A mom was arrested after she brought a knife to a police station hoping to stab the man who raped her daughter's corpse
- A British mom whose dead daughter was raped said she tried to get revenge on the perpatrator.
- Nevres Kemal told the Daily Mail she stormed a police station hoping to find David Fuller.
When Nevres Kemal learned that her daughter's corpse had been raped by 67-year-old David Fuller in a hospital morgue in Kent, England, she said she grabbed a kitchen knife and ran to a police station where she thought he was being held.
Kemal arrived at Colindale police station in North London in early October hoping to "punish" Fuller, she told the Daily Mail.
"If I'd found him, I'm 99.99% sure I'd have put that knife straight through his heart because he'd put a knife through mine," Kemal told the media outlet.
Fuller was in fact not at the police station at all, and it is not clear why Kemal thought he would be. She described being in an uncontrollable rage, so frantic that police thought she needed psychiatric help.
After she entered the station with a knife, "eight or nine" police officers handcuffed her and later arrested her, she said.
In a statement, London's Metropolitan Police confirmed details of the incident to Insider.
"On Friday, 8 October police stopped a vehicle close to Colindale Police Station after receiving intelligence that the occupants were in possession of a knife," the statement said.
"A man and woman were arrested; after being interviewed in custody both were released under investigation while enquiries progressed."
The police statement said that neither would face further action after being released.
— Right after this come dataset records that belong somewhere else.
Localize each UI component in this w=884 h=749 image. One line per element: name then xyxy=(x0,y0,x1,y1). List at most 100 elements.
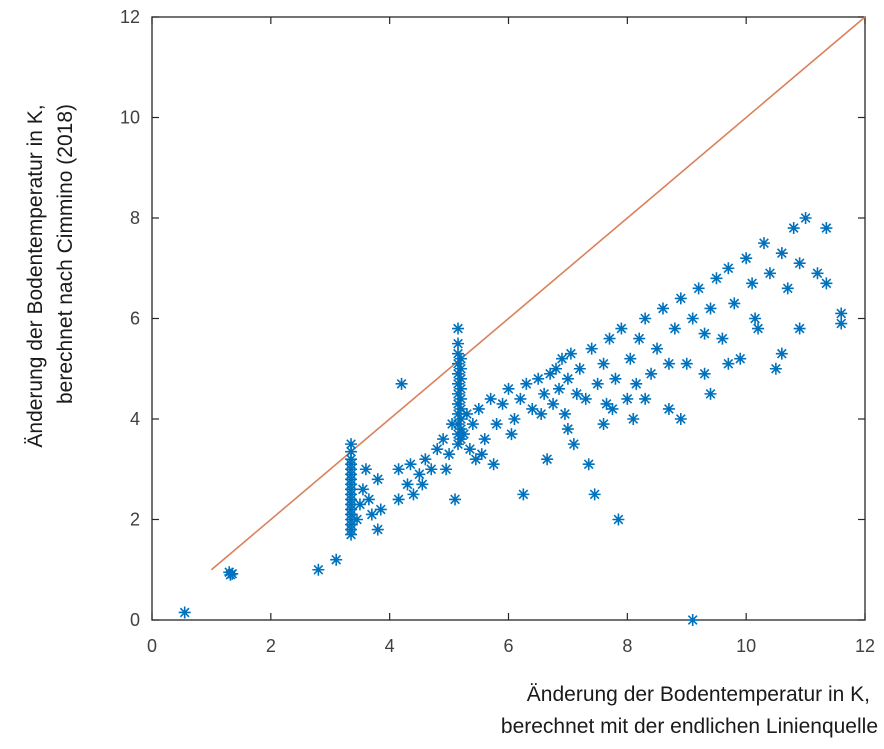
data-point xyxy=(350,513,363,526)
data-point xyxy=(763,267,776,280)
data-point xyxy=(716,332,729,345)
y-axis-title-line-1: Änderung der Bodentemperatur in K, xyxy=(24,104,47,447)
data-point xyxy=(651,342,664,355)
data-point xyxy=(520,377,533,390)
data-point xyxy=(178,606,191,619)
data-point xyxy=(561,423,574,436)
data-point xyxy=(674,292,687,305)
x-tick-label: 4 xyxy=(385,636,395,656)
data-point xyxy=(457,428,470,441)
x-tick-labels: 0 2 4 6 8 10 12 xyxy=(147,636,875,656)
data-point xyxy=(752,322,765,335)
data-point xyxy=(668,322,681,335)
data-point xyxy=(656,302,669,315)
data-point xyxy=(547,397,560,410)
data-point xyxy=(508,413,521,425)
data-point xyxy=(633,332,646,345)
y-tick-label: 12 xyxy=(120,7,140,27)
data-point xyxy=(600,397,613,410)
data-point xyxy=(454,362,467,375)
data-point xyxy=(413,468,426,481)
data-point xyxy=(591,377,604,390)
data-point xyxy=(555,352,568,365)
data-point xyxy=(561,372,574,385)
data-point xyxy=(362,493,375,506)
data-point xyxy=(353,498,366,511)
data-point xyxy=(588,488,601,501)
x-axis-title-line-2: berechnet mit der endlichen Linienquelle xyxy=(501,715,878,738)
data-point xyxy=(799,212,812,224)
data-point xyxy=(692,282,705,295)
data-point xyxy=(553,382,566,395)
data-point xyxy=(621,392,634,405)
data-point xyxy=(365,508,378,521)
data-point xyxy=(597,357,610,370)
data-point xyxy=(502,382,515,395)
data-point xyxy=(416,478,429,491)
data-point xyxy=(371,523,384,536)
data-point xyxy=(775,347,788,360)
x-tick-label: 10 xyxy=(736,636,756,656)
data-point xyxy=(680,357,693,370)
data-point xyxy=(573,362,586,375)
data-point xyxy=(532,372,545,385)
data-point xyxy=(401,478,414,491)
data-point xyxy=(835,317,848,330)
data-point xyxy=(437,433,450,446)
data-point xyxy=(451,347,464,360)
data-point xyxy=(449,493,462,506)
data-point xyxy=(454,372,467,385)
data-point xyxy=(541,453,554,466)
data-point xyxy=(466,418,479,431)
data-point xyxy=(757,237,770,250)
data-point xyxy=(567,438,580,451)
data-point xyxy=(544,367,557,380)
x-tick-label: 8 xyxy=(622,636,632,656)
data-point xyxy=(443,448,456,461)
data-point xyxy=(558,407,571,420)
data-point xyxy=(345,445,358,458)
data-point xyxy=(793,322,806,335)
data-point xyxy=(645,367,658,380)
data-point xyxy=(722,262,735,275)
data-point xyxy=(395,377,408,390)
data-point xyxy=(460,407,473,420)
data-point xyxy=(330,553,343,566)
data-point xyxy=(475,448,488,461)
data-point xyxy=(226,567,239,580)
data-point xyxy=(740,252,753,265)
data-point xyxy=(722,357,735,370)
data-point xyxy=(615,322,628,335)
data-point xyxy=(627,413,640,425)
y-tick-label: 0 xyxy=(130,610,140,630)
data-point xyxy=(454,433,467,446)
data-point xyxy=(392,493,405,506)
data-point xyxy=(728,297,741,310)
data-point xyxy=(564,347,577,360)
data-point xyxy=(639,392,652,405)
data-point xyxy=(469,453,482,466)
data-point xyxy=(345,453,358,466)
data-point xyxy=(451,357,464,370)
data-point xyxy=(454,423,467,436)
data-point xyxy=(698,327,711,340)
data-point xyxy=(451,407,464,420)
data-point xyxy=(374,503,387,516)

Kemal was enraged, she said, after having learned that her late daughter, Azra, was among at least 99 corpses Fuller defiled while working at hospitals over 12 years.
The news was delivered to Kemal last month as part of a 1.5 million-pound (about $2 million) plan to draft 150 police-family liaison officers tasked with visiting the families of victims in Kent, Sussex, and Essex, in southeast England.
Police say that officers have now spoken to all the families of the 81 victims who have been identified, according to the Daily Mail, but noted that hundreds of more unidentified corpses might have been defiled.
Fuller's youngest victim was a child, age 9, and his oldest victim was a 100-year-old woman, Sky News reported.
Disturbing details are emerging about Fuller's offenses, which also included the 1987 murders of two women. The Sun reported that he trawled social media for photos of his victims, including those of Kemal's daughter.
An unnamed nurse, who said she was in a relationship with Fuller for two years, told the Sunday Mirror that she was also horrified by the revelations. She described how she originally thought of him as an "ordinary, quiet man" and a "perfect gentleman."
"To think I'm associated with someone who did something so terrible is awful. I'm very lucky he didn't kill me," she told the media outlet.
The Maidstone and Tunbridge Wells NHS Trust has commissioned an independent investigation into how Fuller was able to get away with his crimes.
The UK's health secretary, Sajid Javid, told the BBC that the NHS has written to all trusts asking that mortuary access and postmortem activities be reviewed.
Several British lawmakers, including Greg Clark, a member of Parliament who represents the constituency that contains the hospital where Fuller worked, have called for a public inquiry into how the abuse was allowed to happen.
Editor's note: This post was updated on November 8 to make clear that David Fuller was not being held in Colindale police station when Nevres Kemal went there, and to add comment from the police.